Nov 4, 2007
Hiromi (All reviews)
It should be noted that first of all, I’m writing reviews for both The Place Promised in Our Early Days and 5 Centimeters per Second at the same time (and as such, I’ll be including the same opening paragraph). Both of these series, feature films, animes, whatever you want to call them hold a special place in my heart/head, again your call. Not because they’re overly interesting or because they’re extremely entertaining but because they make me sad. Strange, right? Well, I’m willing to bet that any anime lover will instantly favorite (no, not add to their favorite list or anything grand) any anime (or anything for that matter) that can hit a cord within him or herself. Anything that can resonate with our frequency or run parallel to our curves; anything that can make us think about our own lives or make us grow as a person; anything that brings a new light to our eyes or makes us hold our breaths; in short: anything that changes our lives if only for a moment is something we’ll remember forever. Shinkai Makoto is one of the few directors/writers to have done so to myself.

Let’s get to it shall we?

The Place Promised in Our Early Days begins simply enough. Without going into too much detail (I’m sure you can find a summary if need be), we’re thrown into the rather mundane lives of Fujisawa Hiroki and Shirakawa Takuya. Both are rather normal; attend school, participate in club activities and hang out. What strikes with us is that they’re rather normal. Hiroki is a regular teenage boy with a crush on a cute girl Sawatari Sayuri. As the world they live in is slowly unraveled and we see the differences between ours and theirs we also see how Hiroki and Takuya are different from normal boys. It is during this first part that we get to see watch the key scenes of friendship between Hiroki, Sayuri and Takuya. Despite the differences in their setting we get to see that they’re, in fact, just like us. They have dreams and aspirations – Shinkai Makoto has truly created characters we can relate to and understand. This sets us up for the later parts where as the story delves closer towards the two male protagonists, we can clearly understand their current actions as influenced by their early days.
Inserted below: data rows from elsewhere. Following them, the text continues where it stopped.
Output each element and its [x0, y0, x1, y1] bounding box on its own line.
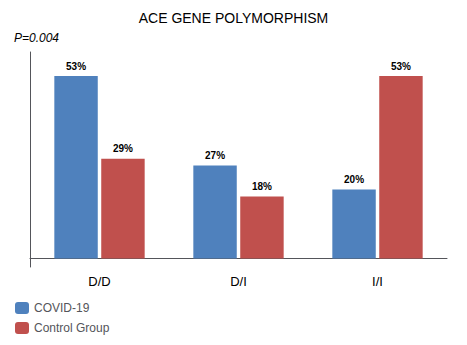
svg-text:P=0.004: P=0.004	[14, 31, 59, 45]
svg-text:D/I: D/I	[230, 274, 247, 289]
svg-text:29%: 29%	[113, 143, 133, 154]
svg-text:53%: 53%	[66, 61, 86, 72]
svg-text:COVID-19: COVID-19	[34, 301, 90, 315]
svg-text:D/D: D/D	[88, 274, 110, 289]
svg-text:53%: 53%	[391, 61, 411, 72]
svg-text:ACE GENE POLYMORPHISM: ACE GENE POLYMORPHISM	[139, 10, 329, 26]
svg-text:18%: 18%	[252, 181, 272, 192]
svg-text:20%: 20%	[344, 174, 364, 185]
svg-text:27%: 27%	[205, 150, 225, 161]
svg-text:Control Group: Control Group	[34, 321, 110, 335]
svg-text:I/I: I/I	[372, 274, 383, 289]
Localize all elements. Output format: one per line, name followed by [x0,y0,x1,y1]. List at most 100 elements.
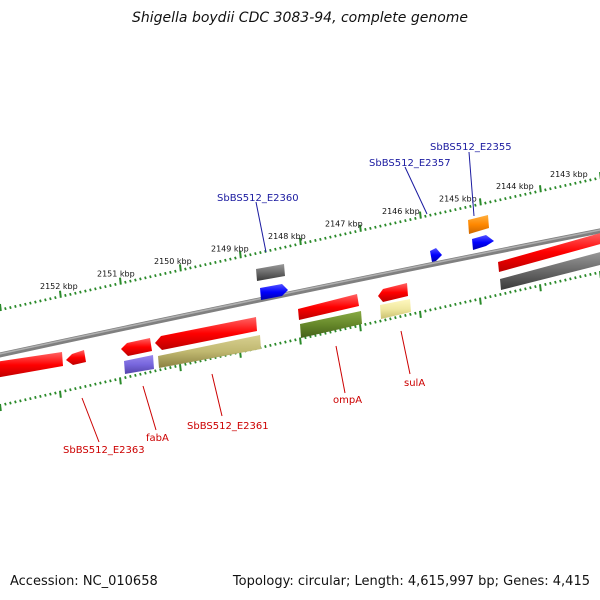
ruler-minor-tick [424,309,427,313]
ruler-minor-tick [324,236,327,240]
ruler-minor-tick [429,308,432,312]
gene-feature[interactable] [124,355,154,374]
leader-line [255,201,267,253]
ruler-minor-tick [154,274,157,278]
gene-feature[interactable] [380,299,411,319]
ruler-minor-tick [364,227,367,231]
ruler-minor-tick [569,182,572,186]
ruler-minor-tick [524,192,527,196]
ruler-tick-label: 2147 kbp [325,220,363,229]
gene-feature[interactable] [498,232,600,272]
ruler-minor-tick [544,282,547,286]
ruler-major-tick [299,237,302,246]
ruler-minor-tick [294,338,297,342]
gene-label[interactable]: SbBS512_E2360 [217,193,299,204]
ruler-minor-tick [554,280,557,284]
ruler-minor-tick [384,318,387,322]
ruler-minor-tick [99,381,102,385]
gene-feature[interactable] [378,283,408,302]
genome-backbone-highlight [0,229,600,355]
gene-feature[interactable] [500,251,600,290]
ruler-major-tick [59,290,62,298]
gene-feature[interactable] [0,352,63,378]
ruler-tick-label: 2149 kbp [211,245,249,254]
leader-line [400,330,411,375]
ruler-minor-tick [434,212,437,216]
ruler-minor-tick [554,186,557,190]
ruler-minor-tick [504,197,507,201]
ruler-minor-tick [104,380,107,384]
ruler-tick-label: 2144 kbp [496,182,534,191]
ruler-minor-tick [19,399,22,403]
gene-feature[interactable] [468,215,489,234]
ruler-minor-tick [209,262,212,266]
ruler-minor-tick [169,270,172,274]
ruler-minor-tick [159,273,162,277]
ruler-minor-tick [509,196,512,200]
ruler-major-tick [419,310,422,319]
ruler-minor-tick [54,296,57,300]
gene-label[interactable]: sulA [404,378,425,389]
gene-feature[interactable] [430,248,442,262]
ruler-minor-tick [459,207,462,211]
gene-label[interactable]: fabA [146,433,169,444]
gene-feature[interactable] [158,335,261,368]
ruler-major-tick [539,284,542,292]
gene-feature[interactable] [256,264,285,281]
gene-feature[interactable] [298,294,359,320]
gene-label[interactable]: SbBS512_E2355 [430,142,512,153]
gene-feature[interactable] [472,235,494,250]
gene-label[interactable]: ompA [333,395,362,406]
gene-label[interactable]: SbBS512_E2361 [187,421,269,432]
gene-feature[interactable] [260,284,288,300]
ruler-minor-tick [129,279,132,283]
ruler-minor-tick [134,373,137,377]
ruler-minor-tick [84,384,87,388]
ruler-minor-tick [314,238,317,242]
ruler-minor-tick [329,330,332,334]
gene-label[interactable]: SbBS512_E2363 [63,445,145,456]
ruler-minor-tick [494,294,497,298]
ruler-minor-tick [64,389,67,393]
ruler-minor-tick [264,345,267,349]
ruler-minor-tick [89,288,92,292]
ruler-major-tick [0,403,2,412]
ruler-minor-tick [204,263,207,267]
ruler-minor-tick [394,316,397,320]
ruler-minor-tick [489,200,492,204]
ruler-minor-tick [259,251,262,255]
ruler-minor-tick [289,339,292,343]
ruler-minor-tick [74,291,77,295]
ruler-minor-tick [514,289,517,293]
ruler-minor-tick [389,317,392,321]
ruler-minor-tick [589,178,592,182]
ruler-minor-tick [344,327,347,331]
ruler-minor-tick [499,292,502,296]
ruler-minor-tick [549,187,552,191]
ruler-minor-tick [4,307,7,311]
gene-feature[interactable] [121,338,152,356]
gene-feature[interactable] [155,317,257,350]
ruler-minor-tick [309,240,312,244]
gene-feature[interactable] [66,350,86,365]
ruler-minor-tick [584,179,587,183]
leader-line [81,397,100,443]
ruler-minor-tick [284,245,287,249]
ruler-minor-tick [464,205,467,209]
leader-line [468,151,475,217]
ruler-minor-tick [174,364,177,368]
ruler-tick-label: 2145 kbp [439,194,477,203]
ruler-minor-tick [439,306,442,310]
ruler-minor-tick [109,284,112,288]
ruler-minor-tick [469,299,472,303]
ruler-minor-tick [489,295,492,299]
gene-feature[interactable] [300,311,362,338]
ruler-minor-tick [139,372,142,376]
ruler-minor-tick [279,246,282,250]
ruler-minor-tick [114,378,117,382]
gene-label[interactable]: SbBS512_E2357 [369,158,451,169]
ruler-minor-tick [374,320,377,324]
ruler-minor-tick [559,185,562,189]
ruler-minor-tick [29,301,32,305]
ruler-minor-tick [319,237,322,241]
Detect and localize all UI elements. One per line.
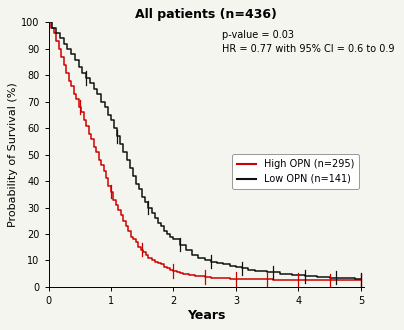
Legend: High OPN (n=295), Low OPN (n=141): High OPN (n=295), Low OPN (n=141) xyxy=(232,154,359,189)
X-axis label: Years: Years xyxy=(187,309,225,322)
Text: p-value = 0.03
HR = 0.77 with 95% CI = 0.6 to 0.9: p-value = 0.03 HR = 0.77 with 95% CI = 0… xyxy=(222,30,395,54)
Y-axis label: Probability of Survival (%): Probability of Survival (%) xyxy=(8,82,18,227)
Title: All patients (n=436): All patients (n=436) xyxy=(135,8,277,21)
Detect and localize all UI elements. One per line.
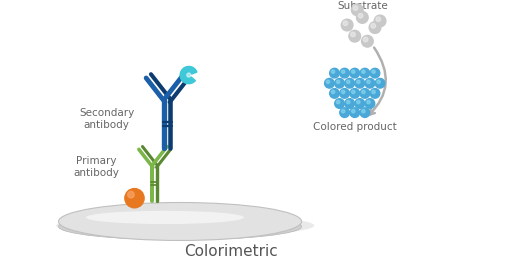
Circle shape [331, 70, 335, 73]
Circle shape [357, 100, 360, 104]
Circle shape [377, 80, 380, 83]
Circle shape [370, 68, 380, 78]
Circle shape [343, 21, 348, 26]
Text: Secondary
antibody: Secondary antibody [79, 108, 134, 129]
Wedge shape [180, 67, 197, 84]
Circle shape [349, 30, 360, 42]
Circle shape [340, 108, 349, 118]
Ellipse shape [58, 213, 302, 240]
Ellipse shape [56, 214, 314, 237]
Circle shape [347, 100, 350, 104]
Circle shape [347, 80, 350, 83]
Ellipse shape [58, 203, 302, 240]
Circle shape [374, 15, 386, 27]
Circle shape [350, 68, 359, 78]
Circle shape [345, 99, 354, 108]
Circle shape [356, 12, 368, 23]
Circle shape [330, 89, 339, 98]
Circle shape [125, 189, 144, 208]
Circle shape [372, 90, 375, 94]
Text: Primary
antibody: Primary antibody [74, 156, 119, 178]
Circle shape [335, 78, 345, 88]
Circle shape [365, 99, 375, 108]
Circle shape [360, 68, 370, 78]
Circle shape [342, 90, 345, 94]
Circle shape [364, 37, 368, 42]
Circle shape [362, 70, 365, 73]
Circle shape [345, 78, 354, 88]
Circle shape [355, 99, 365, 108]
Circle shape [353, 6, 358, 11]
Circle shape [325, 78, 334, 88]
Ellipse shape [86, 211, 244, 224]
Circle shape [360, 89, 370, 98]
Circle shape [357, 80, 360, 83]
Circle shape [367, 80, 370, 83]
Circle shape [330, 68, 339, 78]
Circle shape [355, 78, 365, 88]
FancyArrowPatch shape [369, 48, 386, 115]
Circle shape [352, 90, 355, 94]
Circle shape [351, 4, 363, 16]
Circle shape [367, 100, 370, 104]
Circle shape [350, 108, 359, 118]
Circle shape [187, 73, 191, 77]
Circle shape [342, 70, 345, 73]
Circle shape [127, 191, 134, 198]
Circle shape [342, 19, 353, 31]
Circle shape [360, 108, 370, 118]
Circle shape [342, 109, 345, 113]
Circle shape [340, 68, 349, 78]
Circle shape [362, 109, 365, 113]
Text: Colored product: Colored product [313, 122, 397, 132]
Circle shape [335, 99, 345, 108]
Text: Substrate: Substrate [337, 1, 388, 11]
Circle shape [372, 70, 375, 73]
Circle shape [352, 109, 355, 113]
Text: Colorimetric: Colorimetric [184, 244, 278, 259]
Circle shape [336, 80, 340, 83]
Circle shape [369, 22, 381, 33]
Circle shape [371, 23, 376, 28]
Circle shape [358, 13, 363, 18]
Circle shape [365, 78, 375, 88]
Circle shape [340, 89, 349, 98]
Circle shape [376, 17, 380, 22]
Circle shape [326, 80, 330, 83]
Circle shape [350, 89, 359, 98]
Circle shape [362, 90, 365, 94]
Circle shape [375, 78, 385, 88]
Circle shape [352, 70, 355, 73]
Circle shape [331, 90, 335, 94]
Circle shape [370, 89, 380, 98]
Circle shape [351, 32, 355, 37]
Circle shape [361, 36, 373, 47]
Circle shape [336, 100, 340, 104]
The story plays a significant part in how the characters are developed. Without the given setting or ramifications of the war, we wouldn’t have this story. At first, the viewer is fed a slice of life drama that depicts the three main protagonists. This is our humble introductory into a much larger scheme. As the story shifts past the early days, a more sci-fi approach is given through Takuya’s eyes while Hiroki experiences a saddening drama. Finally, through our female heroine’s eyes, we see the surreal visions she trudges through. All this goes back to our characters and how we perceive, sympathize and care about them. Our three views collide at the end in a climax much akin to the beginning – with our protagonists united and their (current) aspirations coming to fruition. The Place Promised delivers a story you want to succeed because you’re emotionally tied to these characters and their situations. If not for the narrative voice, we’d be in the Stone Age of passion.

Art and Sound:
As expected from Shinkai Makoto, our eyes and ears a treated to some of the best the industry has to offer. The art work will blow any anime series out of the water thanks to the high budget. As mentioned before, the entire experience of character and story must be unified and what better way to do so than imagery and sound?

I wrote this review first (i.e. before 5 Centimeters per Second) because I watched it first. It was also one of those anime’s I didn’t give a second thought to buying. I said it before and I’ll say it once more (I didn’t mean for that to rhyme >_<) The Place Promised in Our Early Days provides a fusion of character depth and a surreal view of how friendship and love know transcend all obstacles. Given the characters and situations they’re placed in, we can all sympathize with one of them and that’s what strikes home. Shinkai Makoto does this well thanks to the combination of amazing narrative voice and beautiful imagery – something you’ll rarely see done well.